Но прежде чем Холмс задал свой вопрос, произошло небольшое происшествие, заставившее расследование, как впоследствии выяснилось, чуть-чуть споткнуться. Когда мы, уже в сумерках, входили в дом Джексона, откуда-то сверху, с притолоки, что ли. упала увесистая оглобля и ударила Холмса по макушке. Великий сыщик устоял на ногах, но удар вышиб из его памяти ту счастливою догадку, что пришла Холмсу в голову перед самым визитом Лестрейда. Постояв некоторое время на пороге и тщетно попытавшись восстановить озарение, Холмс раздосадованно произнес: «Придется все начинать сначала».

Вдова, похожая на артистку Мордюкову, и ее несчастные дета скорбно ели. На полу лежал труп Майкла. На столе стояли тушеные баклажаны, источавшие нежный аромат. У всех потекли слюнки. Холмс, явно перебарывая желание без спроса сесть за трапезу (чего он, как порядочный джентльмен, никогда бы. конечно, не сделал), извинился за вторжение, выразил несколько соболезнований и спросил:

– Миссис Джексон, сколько всего в округе маяков?

– Я уже говорила этому дебелому господину, – звучно рыгнула вдова в сторону Лестрейда, – сотни две, однако.

– И все они имеют названия?

– А как же. Как и мечи у средневековых рыцарей. У нибелунгских королей, скажем, был Бальмунг. Саксов разили, слыхали, небось?

– И вы знаете все эти названия? – настаивал Холмс, мелко облизываясь.

– Ну, все – не все, а много. А то и все, – безутешно зевнула вдова.

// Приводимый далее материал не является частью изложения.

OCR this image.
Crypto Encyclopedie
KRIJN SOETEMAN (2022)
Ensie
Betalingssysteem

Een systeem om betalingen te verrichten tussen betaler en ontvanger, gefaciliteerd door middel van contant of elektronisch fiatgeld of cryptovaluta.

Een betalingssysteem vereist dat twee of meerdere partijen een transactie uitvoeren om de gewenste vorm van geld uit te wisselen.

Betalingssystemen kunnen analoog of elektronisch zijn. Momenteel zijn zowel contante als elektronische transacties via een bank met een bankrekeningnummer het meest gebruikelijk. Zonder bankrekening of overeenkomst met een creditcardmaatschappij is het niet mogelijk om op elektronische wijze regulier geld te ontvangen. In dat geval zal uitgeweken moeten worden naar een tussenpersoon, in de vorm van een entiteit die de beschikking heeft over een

– Не могли бы вы припомнить, – вкрадчиво облизнулся великий сыщик. – Нет ли маяка с, так сказать, инициалами С. Г.?

(Только тут до меня дошло, что имел в виду Холмс. Джексон служил исключительно на маяках, имевших в конце названия слово на букву «Г»! Очевидно, именно она и была начертана на второй половинке круга. А так как сам круг соединялся со своеобразной палочкой, мне в голову немедленно пришла формула – «Г» на палочке». Я поклялся вставить ее в свой рассказ. Может быть, в этот, а, может быть, в какой другой).

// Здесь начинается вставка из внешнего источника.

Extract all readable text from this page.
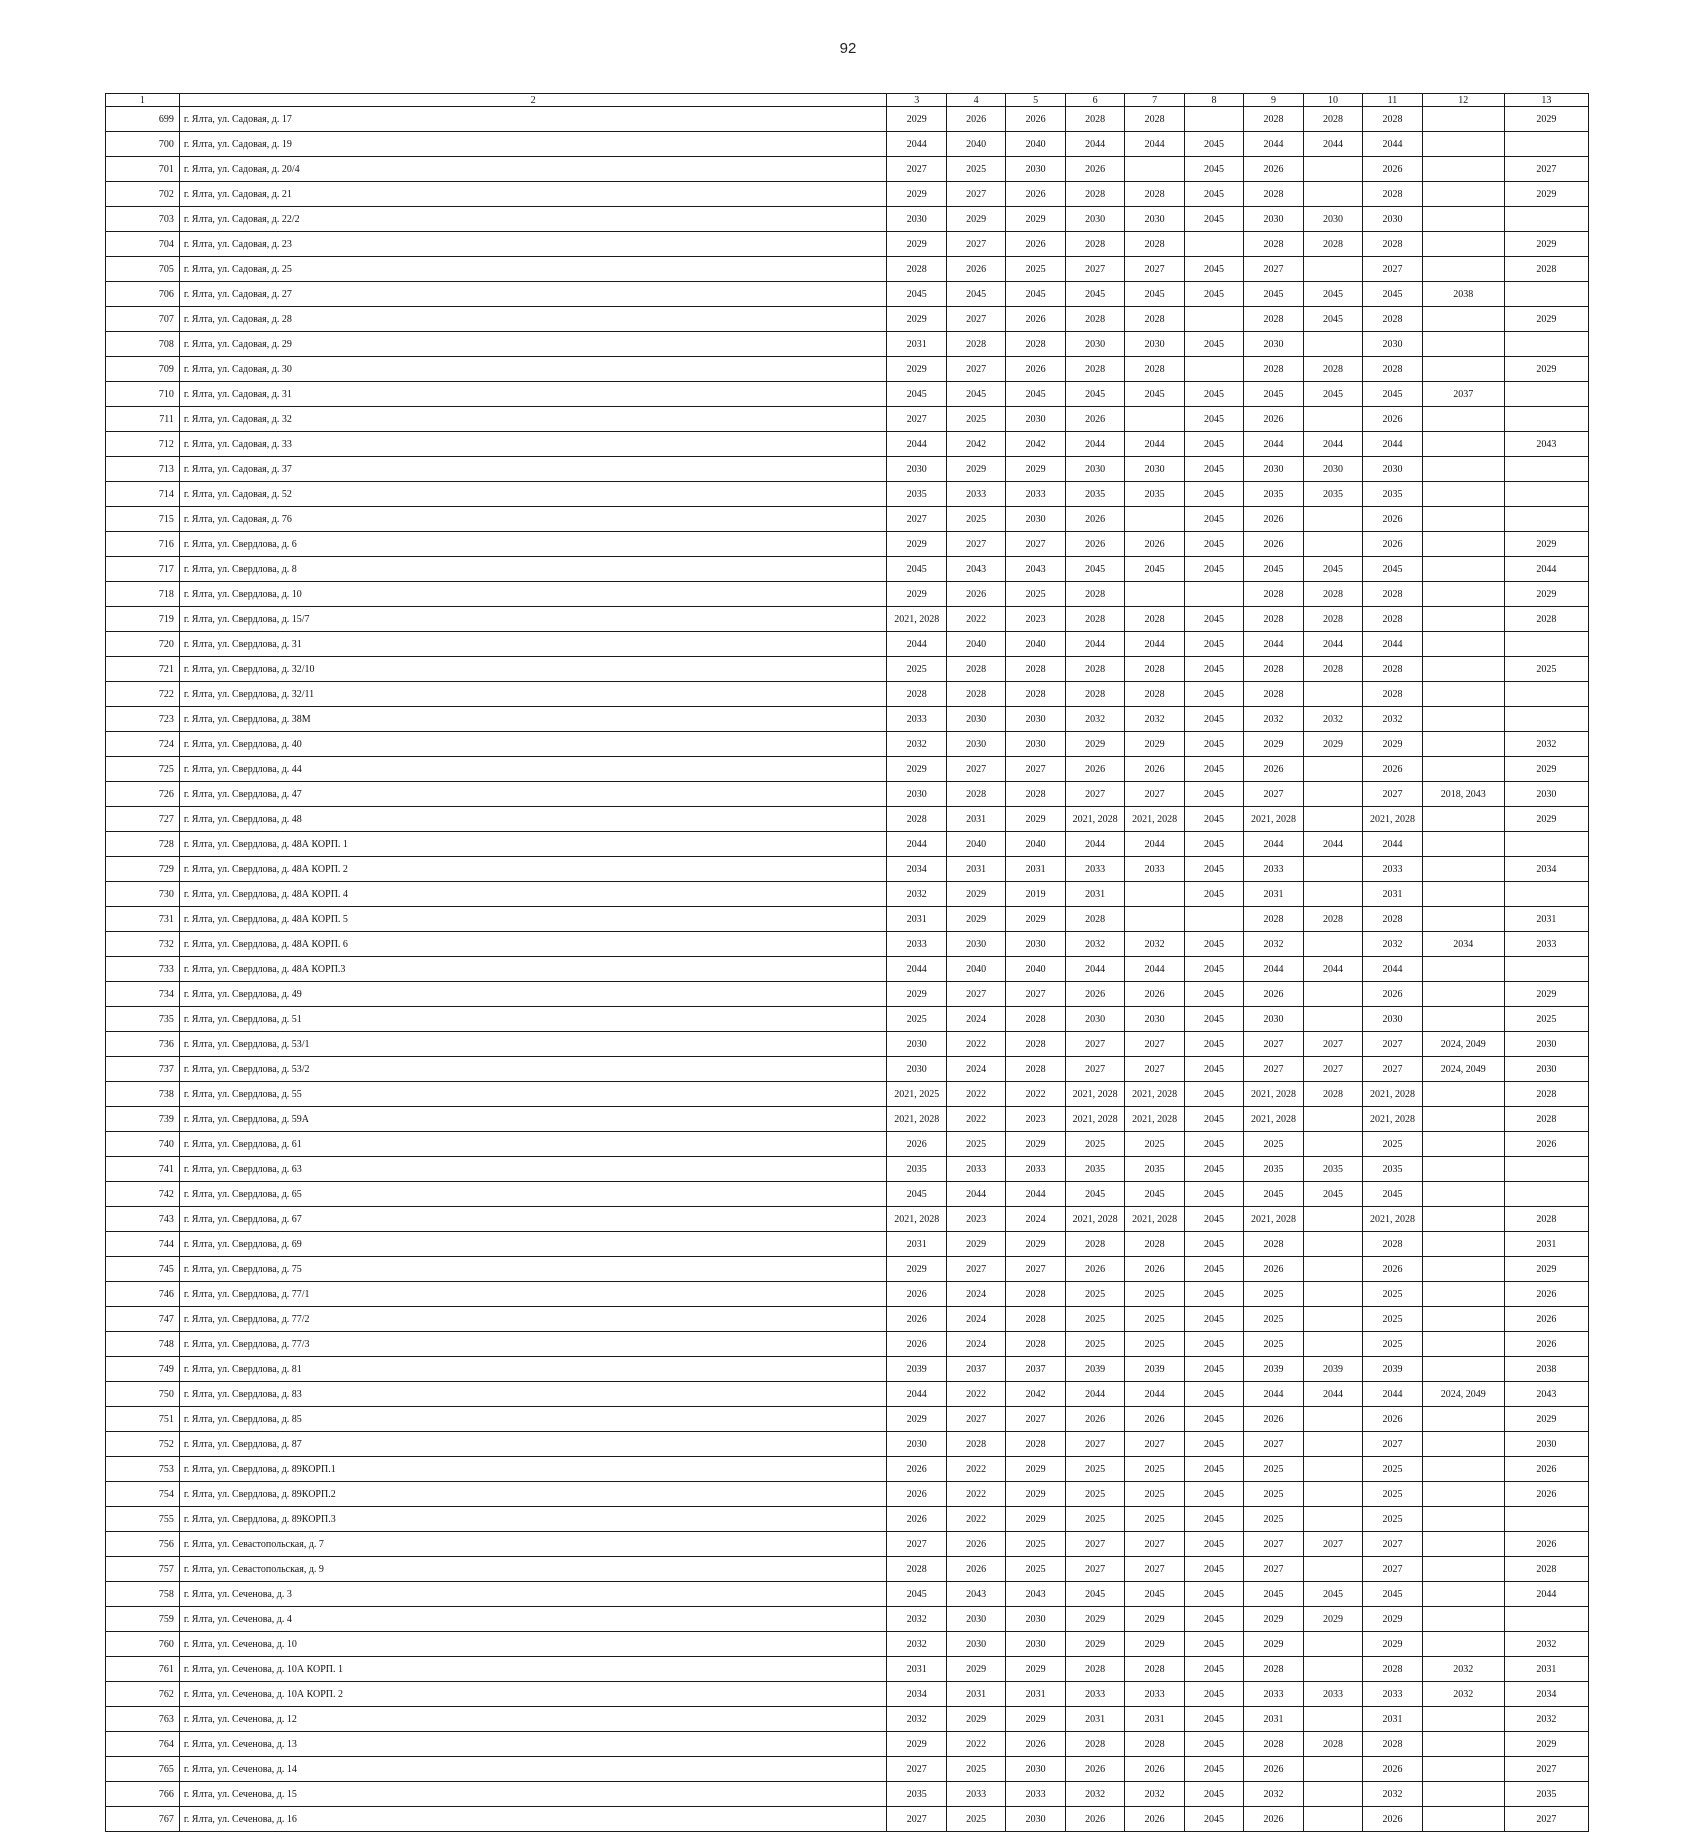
92
1	2	3	4	5	6	7	8	9	10	11	12	13
699	г. Ялта, ул. Садовая, д. 17	2029	2026	2026	2028	2028		2028	2028	2028		2029
700	г. Ялта, ул. Садовая, д. 19	2044	2040	2040	2044	2044	2045	2044	2044	2044		
701	г. Ялта, ул. Садовая, д. 20/4	2027	2025	2030	2026		2045	2026		2026		2027
702	г. Ялта, ул. Садовая, д. 21	2029	2027	2026	2028	2028	2045	2028		2028		2029
703	г. Ялта, ул. Садовая, д. 22/2	2030	2029	2029	2030	2030	2045	2030	2030	2030		
704	г. Ялта, ул. Садовая, д. 23	2029	2027	2026	2028	2028		2028	2028	2028		2029
705	г. Ялта, ул. Садовая, д. 25	2028	2026	2025	2027	2027	2045	2027		2027		2028
706	г. Ялта, ул. Садовая, д. 27	2045	2045	2045	2045	2045	2045	2045	2045	2045	2038	
707	г. Ялта, ул. Садовая, д. 28	2029	2027	2026	2028	2028		2028	2045	2028		2029
708	г. Ялта, ул. Садовая, д. 29	2031	2028	2028	2030	2030	2045	2030		2030		
709	г. Ялта, ул. Садовая, д. 30	2029	2027	2026	2028	2028		2028	2028	2028		2029
710	г. Ялта, ул. Садовая, д. 31	2045	2045	2045	2045	2045	2045	2045	2045	2045	2037	
711	г. Ялта, ул. Садовая, д. 32	2027	2025	2030	2026		2045	2026		2026		
712	г. Ялта, ул. Садовая, д. 33	2044	2042	2042	2044	2044	2045	2044	2044	2044		2043
713	г. Ялта, ул. Садовая, д. 37	2030	2029	2029	2030	2030	2045	2030	2030	2030		
714	г. Ялта, ул. Садовая, д. 52	2035	2033	2033	2035	2035	2045	2035	2035	2035		
715	г. Ялта, ул. Садовая, д. 76	2027	2025	2030	2026		2045	2026		2026		
716	г. Ялта, ул. Свердлова, д. 6	2029	2027	2027	2026	2026	2045	2026		2026		2029
717	г. Ялта, ул. Свердлова, д. 8	2045	2043	2043	2045	2045	2045	2045	2045	2045		2044
718	г. Ялта, ул. Свердлова, д. 10	2029	2026	2025	2028			2028	2028	2028		2029
719	г. Ялта, ул. Свердлова, д. 15/7	2021, 2028	2022	2023	2028	2028	2045	2028	2028	2028		2028
720	г. Ялта, ул. Свердлова, д. 31	2044	2040	2040	2044	2044	2045	2044	2044	2044		
721	г. Ялта, ул. Свердлова, д. 32/10	2025	2028	2028	2028	2028	2045	2028	2028	2028		2025
722	г. Ялта, ул. Свердлова, д. 32/11	2028	2028	2028	2028	2028	2045	2028		2028		
723	г. Ялта, ул. Свердлова, д. 38М	2033	2030	2030	2032	2032	2045	2032	2032	2032		
724	г. Ялта, ул. Свердлова, д. 40	2032	2030	2030	2029	2029	2045	2029	2029	2029		2032
725	г. Ялта, ул. Свердлова, д. 44	2029	2027	2027	2026	2026	2045	2026		2026		2029
726	г. Ялта, ул. Свердлова, д. 47	2030	2028	2028	2027	2027	2045	2027		2027	2018, 2043	2030
727	г. Ялта, ул. Свердлова, д. 48	2028	2031	2029	2021, 2028	2021, 2028	2045	2021, 2028		2021, 2028		2029
728	г. Ялта, ул. Свердлова, д. 48А КОРП. 1	2044	2040	2040	2044	2044	2045	2044	2044	2044		
729	г. Ялта, ул. Свердлова, д. 48А КОРП. 2	2034	2031	2031	2033	2033	2045	2033		2033		2034
730	г. Ялта, ул. Свердлова, д. 48А КОРП. 4	2032	2029	2019	2031		2045	2031		2031		
731	г. Ялта, ул. Свердлова, д. 48А КОРП. 5	2031	2029	2029	2028			2028	2028	2028		2031
732	г. Ялта, ул. Свердлова, д. 48А КОРП. 6	2033	2030	2030	2032	2032	2045	2032		2032	2034	2033
733	г. Ялта, ул. Свердлова, д. 48А КОРП.3	2044	2040	2040	2044	2044	2045	2044	2044	2044		
734	г. Ялта, ул. Свердлова, д. 49	2029	2027	2027	2026	2026	2045	2026		2026		2029
735	г. Ялта, ул. Свердлова, д. 51	2025	2024	2028	2030	2030	2045	2030		2030		2025
736	г. Ялта, ул. Свердлова, д. 53/1	2030	2022	2028	2027	2027	2045	2027	2027	2027	2024, 2049	2030
737	г. Ялта, ул. Свердлова, д. 53/2	2030	2024	2028	2027	2027	2045	2027	2027	2027	2024, 2049	2030
738	г. Ялта, ул. Свердлова, д. 55	2021, 2025	2022	2022	2021, 2028	2021, 2028	2045	2021, 2028	2028	2021, 2028		2028
739	г. Ялта, ул. Свердлова, д. 59А	2021, 2028	2022	2023	2021, 2028	2021, 2028	2045	2021, 2028		2021, 2028		2028
740	г. Ялта, ул. Свердлова, д. 61	2026	2025	2029	2025	2025	2045	2025		2025		2026
741	г. Ялта, ул. Свердлова, д. 63	2035	2033	2033	2035	2035	2045	2035	2035	2035		
742	г. Ялта, ул. Свердлова, д. 65	2045	2044	2044	2045	2045	2045	2045	2045	2045		
743	г. Ялта, ул. Свердлова, д. 67	2021, 2028	2023	2024	2021, 2028	2021, 2028	2045	2021, 2028		2021, 2028		2028
744	г. Ялта, ул. Свердлова, д. 69	2031	2029	2029	2028	2028	2045	2028		2028		2031
745	г. Ялта, ул. Свердлова, д. 75	2029	2027	2027	2026	2026	2045	2026		2026		2029
746	г. Ялта, ул. Свердлова, д. 77/1	2026	2024	2028	2025	2025	2045	2025		2025		2026
747	г. Ялта, ул. Свердлова, д. 77/2	2026	2024	2028	2025	2025	2045	2025		2025		2026
748	г. Ялта, ул. Свердлова, д. 77/3	2026	2024	2028	2025	2025	2045	2025		2025		2026
749	г. Ялта, ул. Свердлова, д. 81	2039	2037	2037	2039	2039	2045	2039	2039	2039		2038
750	г. Ялта, ул. Свердлова, д. 83	2044	2022	2042	2044	2044	2045	2044	2044	2044	2024, 2049	2043
751	г. Ялта, ул. Свердлова, д. 85	2029	2027	2027	2026	2026	2045	2026		2026		2029
752	г. Ялта, ул. Свердлова, д. 87	2030	2028	2028	2027	2027	2045	2027		2027		2030
753	г. Ялта, ул. Свердлова, д. 89КОРП.1	2026	2022	2029	2025	2025	2045	2025		2025		2026
754	г. Ялта, ул. Свердлова, д. 89КОРП.2	2026	2022	2029	2025	2025	2045	2025		2025		2026
755	г. Ялта, ул. Свердлова, д. 89КОРП.3	2026	2022	2029	2025	2025	2045	2025		2025		
756	г. Ялта, ул. Севастопольская, д. 7	2027	2026	2025	2027	2027	2045	2027	2027	2027		2026
757	г. Ялта, ул. Севастопольская, д. 9	2028	2026	2025	2027	2027	2045	2027		2027		2028
758	г. Ялта, ул. Сеченова, д. 3	2045	2043	2043	2045	2045	2045	2045	2045	2045		2044
759	г. Ялта, ул. Сеченова, д. 4	2032	2030	2030	2029	2029	2045	2029	2029	2029		
760	г. Ялта, ул. Сеченова, д. 10	2032	2030	2030	2029	2029	2045	2029		2029		2032
761	г. Ялта, ул. Сеченова, д. 10А КОРП. 1	2031	2029	2029	2028	2028	2045	2028		2028	2032	2031
762	г. Ялта, ул. Сеченова, д. 10А КОРП. 2	2034	2031	2031	2033	2033	2045	2033	2033	2033	2032	2034
763	г. Ялта, ул. Сеченова, д. 12	2032	2029	2029	2031	2031	2045	2031		2031		2032
764	г. Ялта, ул. Сеченова, д. 13	2029	2022	2026	2028	2028	2045	2028	2028	2028		2029
765	г. Ялта, ул. Сеченова, д. 14	2027	2025	2030	2026	2026	2045	2026		2026		2027
766	г. Ялта, ул. Сеченова, д. 15	2035	2033	2033	2032	2032	2045	2032		2032		2035
767	г. Ялта, ул. Сеченова, д. 16	2027	2025	2030	2026	2026	2045	2026		2026		2027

– Нет ли, нет ли, – передразнила вдова, – Как не быть, есть. Полно. Целых два: Синий Гольф и Свирепый Гена.

Холмс обернулся к Лестрейду.

– Я думаю, инспектор, что человек, которого мы ищем, либо уже посетил, либо в ближайшие часы посетит оба маяка. Во всяком случае, на обоих надо немедленно организовать засады. Если мы, конечно, не опоздали.

– Вы пойдете со мной? – осведомился Лестрейд, который в решительные минуты терял весь полицейский гонор, не задавал лишних вопросов, а был собран и деловит.

– Да, инспектор… Впрочем, нет. Нет. – Холмс переступил через труп, подошел к одной из стен комнаты и обратил мое внимание на старинную, побледневшую от времени гравюру. – Уотсон, вы знаете название цветка, который изображен здесь с такой умеренностью и аккуратностью?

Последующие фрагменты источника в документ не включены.